The problem is that LEDs exhibit higher efficiency at lower current drive levels and when they reach Vf or more the efficiency drops and 10-50ma is closer to the entire range of an LED than rather an small range where you could get more of a rough estimate. My advice is to use a linear regulator instead of a resistor and use it thus eliminating any guesswork involved.


----------



## MeMeMe (Aug 27, 2018)

*Re: Looking for some "close enough" internal resistance values for 5mm thru-hole LEDs*



fyrstormer said:


> If I were _really_ motivated, I could rig up some electronics to measure the LEDs' actual internal resistance, but I'm not that motivated. What I'd like instead is some "close enough" estimates of the typical internal resistance for red (1.6Vf), orange (2.0Vf), yellow (2.2Vf), and white (3.2Vf) LEDs, so I can plug them into my resistor-calculating spreadsheet. Can anyone help me with this?

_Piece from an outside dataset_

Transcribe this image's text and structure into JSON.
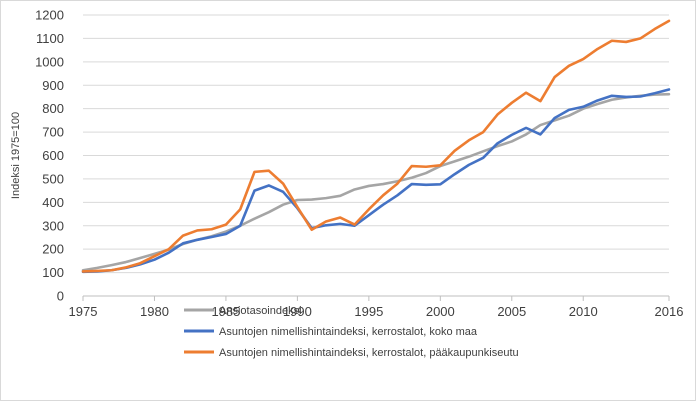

Frequent lurker, not a poster, but found the responses to this thread frustrating .. so .. Well you will have to be a bit motivated as I can tell you how to do it without making any measurements, but I will leave the actual work to you.

Every LED data sheet has a Vf vs. I curve. Pick some representative parts similar to what you are going to use, look up a few Vf/I pairs on the graph, say at 10mA, 30mA, and 60mA, and calculate the resistance. As the Vf is quite different between colors and technology, you will likely need to do this for a RED (AlInGaAp technology), Yellow, Blue (same as white), and Green, but careful on the type of green, as it can be yellowy green (AlInGaAp) or a more pure green (InGaAn).

You will need to pick a LED rated for a similar current to what you use, i.e. a 20mA unit, or your numbers will be way off.

While the resistance will vary a lot between different LED types, contrary to the posts above, it will be relatively consistent between 10 and 60mA for a 20mA LED.

Again, contrary to the posts above, the internal resistance of an LED is useful and necessary in many cases, i.e. estimating current ripple, estimating current mismatch in parallel strings (or series-parallel), as a parameter in LED power supply control loops, etc.


----------